Erlanger will probably be the only major hospital in Chattanooga participating in the network. Vanderbilt considered other local hospitals but decided that Erlanger offered several specialties that were important for the network, including its emergency care and pediatrics, Pinson said.

While the goals of the network are ambitious, both Vanderbilt and Erlanger officials stressed that all of the participants will remain independent.
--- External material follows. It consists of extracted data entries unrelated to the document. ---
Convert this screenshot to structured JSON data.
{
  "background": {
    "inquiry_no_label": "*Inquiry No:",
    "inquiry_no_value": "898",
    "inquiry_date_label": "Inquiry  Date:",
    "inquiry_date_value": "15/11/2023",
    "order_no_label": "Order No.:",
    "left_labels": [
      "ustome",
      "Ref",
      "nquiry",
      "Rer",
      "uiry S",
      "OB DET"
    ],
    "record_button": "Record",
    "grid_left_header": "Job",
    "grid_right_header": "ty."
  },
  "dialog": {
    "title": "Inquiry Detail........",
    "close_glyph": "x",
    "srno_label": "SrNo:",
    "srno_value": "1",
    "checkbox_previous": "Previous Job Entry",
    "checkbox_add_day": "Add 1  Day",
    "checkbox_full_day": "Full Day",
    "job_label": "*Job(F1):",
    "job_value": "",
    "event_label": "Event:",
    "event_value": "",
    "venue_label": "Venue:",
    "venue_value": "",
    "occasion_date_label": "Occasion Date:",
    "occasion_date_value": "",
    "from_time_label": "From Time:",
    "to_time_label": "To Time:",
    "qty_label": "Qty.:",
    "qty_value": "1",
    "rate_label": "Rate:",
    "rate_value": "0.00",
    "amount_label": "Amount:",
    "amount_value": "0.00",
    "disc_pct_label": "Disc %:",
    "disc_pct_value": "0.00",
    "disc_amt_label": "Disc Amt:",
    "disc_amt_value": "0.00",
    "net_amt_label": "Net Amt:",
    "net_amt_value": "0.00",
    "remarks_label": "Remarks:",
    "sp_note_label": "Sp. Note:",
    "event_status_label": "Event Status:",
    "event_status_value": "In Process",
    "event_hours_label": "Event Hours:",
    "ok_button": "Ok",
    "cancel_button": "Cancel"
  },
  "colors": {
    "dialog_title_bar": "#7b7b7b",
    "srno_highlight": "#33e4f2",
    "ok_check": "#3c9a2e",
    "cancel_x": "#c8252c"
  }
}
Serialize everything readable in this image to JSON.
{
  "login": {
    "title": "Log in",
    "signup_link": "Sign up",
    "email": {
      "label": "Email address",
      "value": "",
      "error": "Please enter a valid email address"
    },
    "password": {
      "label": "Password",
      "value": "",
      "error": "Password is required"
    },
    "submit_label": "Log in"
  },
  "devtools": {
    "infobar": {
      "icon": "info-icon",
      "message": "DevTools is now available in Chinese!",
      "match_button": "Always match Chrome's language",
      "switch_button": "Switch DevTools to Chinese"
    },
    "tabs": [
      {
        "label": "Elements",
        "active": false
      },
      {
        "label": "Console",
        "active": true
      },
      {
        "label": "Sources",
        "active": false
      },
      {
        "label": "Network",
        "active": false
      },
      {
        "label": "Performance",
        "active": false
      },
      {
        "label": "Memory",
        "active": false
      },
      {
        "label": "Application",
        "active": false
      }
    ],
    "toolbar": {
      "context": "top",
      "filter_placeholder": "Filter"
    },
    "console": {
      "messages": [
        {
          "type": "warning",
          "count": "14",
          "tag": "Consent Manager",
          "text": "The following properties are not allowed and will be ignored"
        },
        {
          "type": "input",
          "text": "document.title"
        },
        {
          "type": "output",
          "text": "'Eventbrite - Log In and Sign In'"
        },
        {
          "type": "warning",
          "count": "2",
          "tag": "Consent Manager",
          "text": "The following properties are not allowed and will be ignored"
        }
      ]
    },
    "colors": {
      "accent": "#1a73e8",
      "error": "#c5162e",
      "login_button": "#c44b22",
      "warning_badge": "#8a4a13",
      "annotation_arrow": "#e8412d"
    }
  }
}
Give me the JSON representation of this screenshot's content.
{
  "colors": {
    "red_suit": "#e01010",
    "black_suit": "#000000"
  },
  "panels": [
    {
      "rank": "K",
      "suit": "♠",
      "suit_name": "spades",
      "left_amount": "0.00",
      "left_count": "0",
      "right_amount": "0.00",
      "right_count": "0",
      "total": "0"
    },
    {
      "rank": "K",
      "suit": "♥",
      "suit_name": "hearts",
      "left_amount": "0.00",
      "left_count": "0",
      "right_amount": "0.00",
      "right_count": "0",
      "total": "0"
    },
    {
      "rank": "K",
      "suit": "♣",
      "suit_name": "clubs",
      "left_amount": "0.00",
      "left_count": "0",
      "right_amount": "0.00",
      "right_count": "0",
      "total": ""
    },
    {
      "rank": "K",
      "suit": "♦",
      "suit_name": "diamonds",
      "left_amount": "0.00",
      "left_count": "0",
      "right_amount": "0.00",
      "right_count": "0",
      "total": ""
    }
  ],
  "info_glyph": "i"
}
Erlanger will keep its academic relationship with the University of Tennessee College of Medicine and won't work with Vanderbilt University's School of Medicine. The ownership of the individual hospitals is not affected, and there is no money involved, unless it is generated by a specific product such as the health insurance plan. And don't expect to see Vanderbilt doctors walking the halls at Erlanger or vice versa.

The network is also talking to potential partners in Knoxville and smaller hospitals in East Tennessee.

For Spiegel, the alliance with Vanderbilt is proof his strategy for turning around a hospital that was losing money only three years ago is working.

"We have seen double-digit growth for three years. I don't know of another health care system in the U.S. that can talk about growing their market share that rapidly and safely," he said. The big opportunity for Erlanger now, he said, is "for us to use the Vanderbilt network as a springboard, to help us figure out how do we get Erlanger to really play on a national level."

Cianciolo sees the network even more broadly, as a key to keeping independent hospitals alive and helping Tennessee's economy thrive.

"Hospitals have to reduce costs, they've got to become more efficient in order to be sustainable," he said. "If everybody gets under financial pressure that will force consolidation. Nobody wants that."

"The economic viability of Tennessee depends on education, business and health care," Cianciolo said. "If one fails, it destabilizes the others."